Showing posts with label Data Warehouse. Show all posts
Showing posts with label Data Warehouse. Show all posts

Saturday, February 13, 2016

Data Warehouse models–comparing Kimball to Inmon

Have recently seen various folks whiteboarding approaches to data warehouse (enterprise data, data stores, ods, etc.) One thing I’m noticing is that they generally fit one or both of the historically accepted approaches, those proffered by Ralph Kimball (and group) and from the writings of Bill Inmon. 

Here’s a comparison diagram I have referenced many times over the years.  The diagram, and article, is from 2010, but the original thought dates back to the 1990’s or earlier.

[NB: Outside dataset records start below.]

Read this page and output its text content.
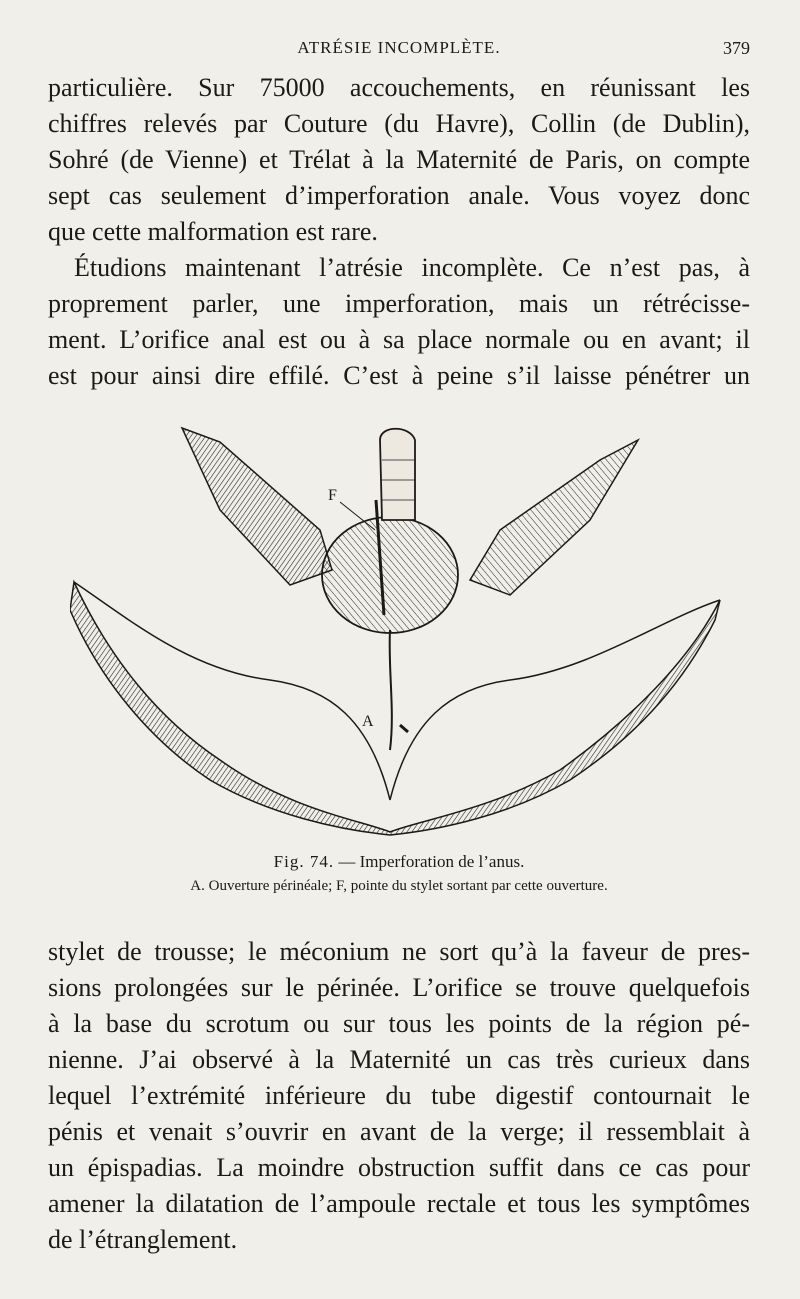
ATRÉSIE INCOMPLÈTE.	379
particulière. Sur 75000 accouchements, en réunissant les
chiffres relevés par Couture (du Havre), Collin (de Dublin),
Sohré (de Vienne) et Trélat à la Maternité de Paris, on compte
sept cas seulement d’imperforation anale. Vous voyez donc
que cette malformation est rare.
Étudions maintenant l’atrésie incomplète. Ce n’est pas, à
proprement parler, une imperforation, mais un rétrécisse-
ment. L’orifice anal est ou à sa place normale ou en avant; il
est pour ainsi dire effilé. C’est à peine s’il laisse pénétrer un
F
A
Fig. 74. — Imperforation de l’anus.
A. Ouverture périnéale; F, pointe du stylet sortant par cette ouverture.
stylet de trousse; le méconium ne sort qu’à la faveur de pres-
sions prolongées sur le périnée. L’orifice se trouve quelquefois
à la base du scrotum ou sur tous les points de la région pé-
nienne. J’ai observé à la Maternité un cas très curieux dans
lequel l’extrémité inférieure du tube digestif contournait le
pénis et venait s’ouvrir en avant de la verge; il ressemblait à
un épispadias. La moindre obstruction suffit dans ce cas pour
amener la dilatation de l’ampoule rectale et tous les symptômes
de l’étranglement.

https://bennyaustin.files.wordpress.com/2010/05/kimball-vs-inmon4.jpg

https://bennyaustin.wordpress.com/2010/05/02/kimball-and-inmon-dw-models/

Take them for what they’re worth and for the era they come from.  Inmon’s model contains what looks like the current buzzword of ‘data lake’ (though Gartner and others are skeptical of the approach)  In all practicality, the only OLAP cubes developed today against a star schema layer.   Agile tools like PowerPivot and Tableau bypass this somewhat, but still contain a step where one models groupings (i.e. dims) and aggregate (i.e. facts)

Friday, January 29, 2016

Musings on Data Warehouse projects- dealing with data sources of varying quality

Had a discussion this past week with some great colleagues re: the quality of the database design of a potential source system (or lack thereof, depending on point of view)  I've racked my brain trying to find an article that provided some caution in dealing with this.  Almost sure it came from either a book or article from the Kimball Group.   I will paraphrase it:

From time to time, a data source will appear to warrant improvement of some kind.  The data source provider may be all for it.  Couldn't that spreadsheet be turned into a proper system?  
Avoid such efforts.  Your team will be constantly distracted by work of a very different cadence than that which data warehousing requires.

The closest I could find was a snippet in “The Microsoft Data Warehouse Toolkit”, from the chapter on Business Requirements Example: Adventure Works Cycles  (emphasis mine)

"….price lists and international support are important issues to his organization, but they are transaction system problems because they involve enhancing transaction systems or building new IT infrastructure. You can help with better reporting, but you shouldn't be dealing with connectivity and data capture issues if you can avoid it. "

I have taken this viewpoint into many battles over scope of a data warehouse project…  I have not won all of those battles ;)  Nonetheless, it’s a positive outcome to have this caution incorporated into your mindset when evaluating sources.  When possible move the system development 'out' to the proper parties as quickly as possible.